La cattiva letteratura? A volte è meglio bruciarla

Cristina Crippa mette in scena al «Paolo Pini» uno spettacolo tratto dal romanzo di Amélie Nothomb

Viviana Persiani

«Erano anni che sognavo di realizzare qualcosa tra queste mura, in questo luogo astratto, metafora della condizione umana, in questo spazio non teatrale nel senso canonico del termine, dove attori e platea formano un tutt’uno». Con queste parole Cristina Crippa, nei panni della regista di Libri da ardere, parla dello spettacolo tratto dal romanzo di Amélie Nothomb che questa sera metterà in scena all’ex Ospedale Psichiatrico «Paolo Pini».
Come mai la scelta è caduta su questo lavoro dell’autrice belga?
«Ho conosciuto questa scrittrice attraverso i suoi romanzi dai quali sono sempre restata colpita; già due anni fa ebbi l’occasione di presentare questo unico testo teatrale di Nothomb sottoforma di lettura, per festeggiare il compleanno di una biblioteca. Ora, la messinscena ha assunto il profilo definitivo di spettacolo teatrale raccontando, in maniera essenziale, una vicenda ambientata in una città forse dell’Est europeo».
Cosa accade?
«In questa città immaginaria, in un’epoca immaginaria, dopo un assedio durato due anni in un gelido inverno di guerra, nella casa di Daniel, il professore di letteratura dove hanno trovato rifugio il suo assistente e la sua allieva, prende il via un gioco al massacro. L’irrompere del freddo, la situazione ormai d’emergenza, porta i tre amici a utilizzare come combustibile la ricca biblioteca del professore.
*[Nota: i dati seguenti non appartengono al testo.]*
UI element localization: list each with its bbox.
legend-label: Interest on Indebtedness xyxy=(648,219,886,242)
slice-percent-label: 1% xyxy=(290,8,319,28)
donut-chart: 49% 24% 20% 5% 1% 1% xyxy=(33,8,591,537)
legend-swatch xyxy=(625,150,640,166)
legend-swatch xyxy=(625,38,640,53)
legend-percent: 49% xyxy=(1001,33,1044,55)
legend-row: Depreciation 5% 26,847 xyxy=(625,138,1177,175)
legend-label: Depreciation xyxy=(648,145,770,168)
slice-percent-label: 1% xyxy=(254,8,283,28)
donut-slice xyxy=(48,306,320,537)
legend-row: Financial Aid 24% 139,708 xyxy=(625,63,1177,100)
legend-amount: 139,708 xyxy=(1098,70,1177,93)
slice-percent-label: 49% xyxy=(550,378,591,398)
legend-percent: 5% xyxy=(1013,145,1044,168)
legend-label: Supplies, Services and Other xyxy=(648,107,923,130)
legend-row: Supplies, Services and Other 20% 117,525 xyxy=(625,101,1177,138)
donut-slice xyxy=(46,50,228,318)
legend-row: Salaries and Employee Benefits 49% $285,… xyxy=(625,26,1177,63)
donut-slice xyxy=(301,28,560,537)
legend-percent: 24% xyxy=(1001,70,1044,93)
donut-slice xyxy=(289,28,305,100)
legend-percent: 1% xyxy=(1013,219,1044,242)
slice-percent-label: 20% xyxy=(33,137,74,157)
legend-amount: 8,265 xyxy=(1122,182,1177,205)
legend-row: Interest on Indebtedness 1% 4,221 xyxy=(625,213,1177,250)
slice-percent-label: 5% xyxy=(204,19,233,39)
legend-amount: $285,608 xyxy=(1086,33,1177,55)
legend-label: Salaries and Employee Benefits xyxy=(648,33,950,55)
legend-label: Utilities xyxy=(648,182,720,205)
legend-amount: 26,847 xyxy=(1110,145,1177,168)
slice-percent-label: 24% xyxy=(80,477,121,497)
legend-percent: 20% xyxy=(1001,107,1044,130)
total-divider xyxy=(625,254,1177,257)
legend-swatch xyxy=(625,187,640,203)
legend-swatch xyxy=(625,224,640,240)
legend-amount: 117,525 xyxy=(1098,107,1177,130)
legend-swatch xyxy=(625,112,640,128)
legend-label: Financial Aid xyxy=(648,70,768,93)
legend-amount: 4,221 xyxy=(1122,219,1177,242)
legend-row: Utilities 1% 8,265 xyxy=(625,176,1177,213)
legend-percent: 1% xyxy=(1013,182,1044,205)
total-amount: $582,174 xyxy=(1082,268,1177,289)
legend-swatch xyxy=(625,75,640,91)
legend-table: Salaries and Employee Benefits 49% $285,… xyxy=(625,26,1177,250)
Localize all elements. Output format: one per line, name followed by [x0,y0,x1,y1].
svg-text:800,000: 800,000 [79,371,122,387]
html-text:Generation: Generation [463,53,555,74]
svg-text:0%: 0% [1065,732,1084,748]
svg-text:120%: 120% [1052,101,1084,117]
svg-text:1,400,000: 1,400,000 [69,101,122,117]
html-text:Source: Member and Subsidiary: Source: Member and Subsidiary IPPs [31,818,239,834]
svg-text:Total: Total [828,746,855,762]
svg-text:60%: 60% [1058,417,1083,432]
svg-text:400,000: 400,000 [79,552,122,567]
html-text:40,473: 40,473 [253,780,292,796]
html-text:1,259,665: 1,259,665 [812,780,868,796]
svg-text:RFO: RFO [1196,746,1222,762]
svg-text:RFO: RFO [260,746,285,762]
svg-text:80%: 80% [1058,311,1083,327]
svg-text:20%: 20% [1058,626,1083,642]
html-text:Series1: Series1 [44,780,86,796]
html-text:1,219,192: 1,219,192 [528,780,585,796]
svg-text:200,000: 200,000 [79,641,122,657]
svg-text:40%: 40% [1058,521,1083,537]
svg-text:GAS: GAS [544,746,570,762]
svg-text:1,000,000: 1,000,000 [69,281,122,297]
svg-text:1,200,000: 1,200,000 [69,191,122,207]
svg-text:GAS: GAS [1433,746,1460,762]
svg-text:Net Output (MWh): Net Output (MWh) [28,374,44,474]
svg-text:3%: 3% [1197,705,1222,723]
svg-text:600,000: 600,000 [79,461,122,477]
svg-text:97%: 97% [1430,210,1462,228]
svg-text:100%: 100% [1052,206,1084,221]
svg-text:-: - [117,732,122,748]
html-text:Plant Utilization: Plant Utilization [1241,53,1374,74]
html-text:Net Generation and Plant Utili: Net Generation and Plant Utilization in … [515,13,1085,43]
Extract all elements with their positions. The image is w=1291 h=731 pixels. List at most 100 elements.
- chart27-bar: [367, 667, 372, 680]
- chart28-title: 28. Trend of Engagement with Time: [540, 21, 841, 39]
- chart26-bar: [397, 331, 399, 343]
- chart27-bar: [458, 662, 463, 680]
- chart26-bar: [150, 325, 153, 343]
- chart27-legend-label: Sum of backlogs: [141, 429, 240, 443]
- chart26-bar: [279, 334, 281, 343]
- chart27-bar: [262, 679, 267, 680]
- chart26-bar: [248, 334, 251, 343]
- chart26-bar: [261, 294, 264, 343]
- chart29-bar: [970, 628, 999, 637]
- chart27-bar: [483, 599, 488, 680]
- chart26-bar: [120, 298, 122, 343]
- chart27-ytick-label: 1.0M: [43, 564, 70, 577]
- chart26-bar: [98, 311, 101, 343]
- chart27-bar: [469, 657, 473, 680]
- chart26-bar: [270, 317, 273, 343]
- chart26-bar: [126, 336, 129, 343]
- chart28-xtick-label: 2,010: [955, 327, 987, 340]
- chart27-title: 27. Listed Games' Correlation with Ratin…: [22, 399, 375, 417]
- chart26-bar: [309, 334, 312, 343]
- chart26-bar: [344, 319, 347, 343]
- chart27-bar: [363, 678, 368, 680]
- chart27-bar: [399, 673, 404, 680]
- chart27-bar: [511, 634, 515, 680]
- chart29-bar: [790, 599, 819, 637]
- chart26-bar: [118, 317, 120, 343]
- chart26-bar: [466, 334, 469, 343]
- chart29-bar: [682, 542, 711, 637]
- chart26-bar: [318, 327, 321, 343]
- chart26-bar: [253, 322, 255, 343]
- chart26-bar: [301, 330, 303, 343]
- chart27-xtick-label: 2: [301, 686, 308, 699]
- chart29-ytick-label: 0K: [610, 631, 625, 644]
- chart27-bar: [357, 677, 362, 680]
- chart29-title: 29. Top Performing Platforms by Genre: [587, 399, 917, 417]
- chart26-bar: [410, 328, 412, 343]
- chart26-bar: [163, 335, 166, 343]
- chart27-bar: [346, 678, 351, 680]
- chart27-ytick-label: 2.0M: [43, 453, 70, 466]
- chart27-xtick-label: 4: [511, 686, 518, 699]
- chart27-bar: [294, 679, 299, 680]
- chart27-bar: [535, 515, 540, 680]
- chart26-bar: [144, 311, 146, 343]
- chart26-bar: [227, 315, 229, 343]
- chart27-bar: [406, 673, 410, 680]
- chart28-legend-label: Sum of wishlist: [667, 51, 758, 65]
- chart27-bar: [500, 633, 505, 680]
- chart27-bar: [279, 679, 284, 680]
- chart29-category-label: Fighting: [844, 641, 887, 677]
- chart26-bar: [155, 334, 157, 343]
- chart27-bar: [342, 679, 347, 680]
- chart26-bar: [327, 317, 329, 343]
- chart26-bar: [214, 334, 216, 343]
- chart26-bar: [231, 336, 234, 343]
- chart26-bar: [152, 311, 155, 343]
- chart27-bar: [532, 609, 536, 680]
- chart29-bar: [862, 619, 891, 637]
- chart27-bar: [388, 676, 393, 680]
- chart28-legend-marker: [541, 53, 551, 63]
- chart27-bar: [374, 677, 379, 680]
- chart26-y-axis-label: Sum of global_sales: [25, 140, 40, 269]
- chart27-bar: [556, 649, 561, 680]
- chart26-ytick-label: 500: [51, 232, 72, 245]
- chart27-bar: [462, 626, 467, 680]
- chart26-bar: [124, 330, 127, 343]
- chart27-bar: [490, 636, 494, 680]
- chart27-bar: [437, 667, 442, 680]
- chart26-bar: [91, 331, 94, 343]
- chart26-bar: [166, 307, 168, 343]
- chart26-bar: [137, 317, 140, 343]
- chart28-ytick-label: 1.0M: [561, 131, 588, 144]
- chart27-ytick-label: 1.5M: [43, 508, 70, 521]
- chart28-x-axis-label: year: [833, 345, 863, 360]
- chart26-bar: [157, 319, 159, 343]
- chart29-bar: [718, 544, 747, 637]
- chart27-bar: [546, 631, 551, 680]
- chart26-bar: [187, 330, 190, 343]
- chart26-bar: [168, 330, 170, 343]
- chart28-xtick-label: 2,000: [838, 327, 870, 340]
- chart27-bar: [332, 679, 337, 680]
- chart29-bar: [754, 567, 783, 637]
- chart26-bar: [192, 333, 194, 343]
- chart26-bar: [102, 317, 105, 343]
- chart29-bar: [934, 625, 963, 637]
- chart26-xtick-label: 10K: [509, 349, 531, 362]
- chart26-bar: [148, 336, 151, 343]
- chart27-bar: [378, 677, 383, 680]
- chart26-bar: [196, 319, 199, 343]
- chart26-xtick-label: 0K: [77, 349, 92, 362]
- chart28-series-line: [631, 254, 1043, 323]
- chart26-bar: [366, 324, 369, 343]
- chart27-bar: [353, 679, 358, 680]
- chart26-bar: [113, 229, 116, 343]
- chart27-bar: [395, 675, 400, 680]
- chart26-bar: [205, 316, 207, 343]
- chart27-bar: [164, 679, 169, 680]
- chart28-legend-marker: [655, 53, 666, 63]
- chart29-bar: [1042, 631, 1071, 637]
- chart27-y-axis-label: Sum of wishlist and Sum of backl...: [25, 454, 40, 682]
Ecco come comincia la scelta tra la buona e la cattiva letteratura, dando differenti precedenze al rogo».
Cosa rappresentano i libri?
«Simboleggiano un’umanità, un’ancora di salvezza di persone che pian piano si avviano alla morte».
Chi ha scelto per incarnare questi valori sulla scena?
«La scelta degli attori è stata molto delicata, frutto di riflessioni; Elio De Capitani, nei panni del professore Daniel affianca Elena Russo Arman che ormai conosco da anni; nei panni dell’assistente, Corrado Accordino: l’elemento che completa un terzetto ideale. Condizione indispensabile era avere sulla scena tre attori capaci di comunicare il messaggio della Nothomb».
Quali elementi caratterizzano la scrittura di Amélie Nothomb?
«Questo, ad esempio, è un testo costruito su una base di grande ironia; l’autrice ha la capacità di parlare delle gioie dell’infanzia tratteggiandole con toni di crudeltà, raccontando con estrema leggerezza tragedie trasposte da una forte e costante ironia».
Come questo spettacolo?
«Anche qui, nonostante il clima di guerra e i disagi vissuti dai protagonisti, si ride dei rapporti che legano i tre personaggi, delle dinamiche che uniscono i tre amici. Inoltre, ho dato importanza anche alle strutture didascaliche che supportano spesso le azioni dei protagonisti».
Che valore dà l’autrice alla parola?
«È un testo molto parlato. L’autrice belga crede nel valore della scrittura, della letteratura; oltretutto, avendo vissuto in più parti del mondo, come in Giappone, è solita guardare la realtà da differenti punti di vista, osservando da lontano il mondo che la circonda. La scrittrice ha grande fiducia nel comunicare e il suo rapporto con la parola scritta è intenso come il nostro con il teatro».


Un punto in comune?
«Non si tratta di un elemento di sopravvivenza, ma non c’è dubbio che noi e la Nothomb condividiamo lo stesso amore per la comunicazione».

Libri da ardere, ex Ospedale Psichiatrico Paolo Pini, ore 21.45 (anche in caso di pioggia), info 02-66200646.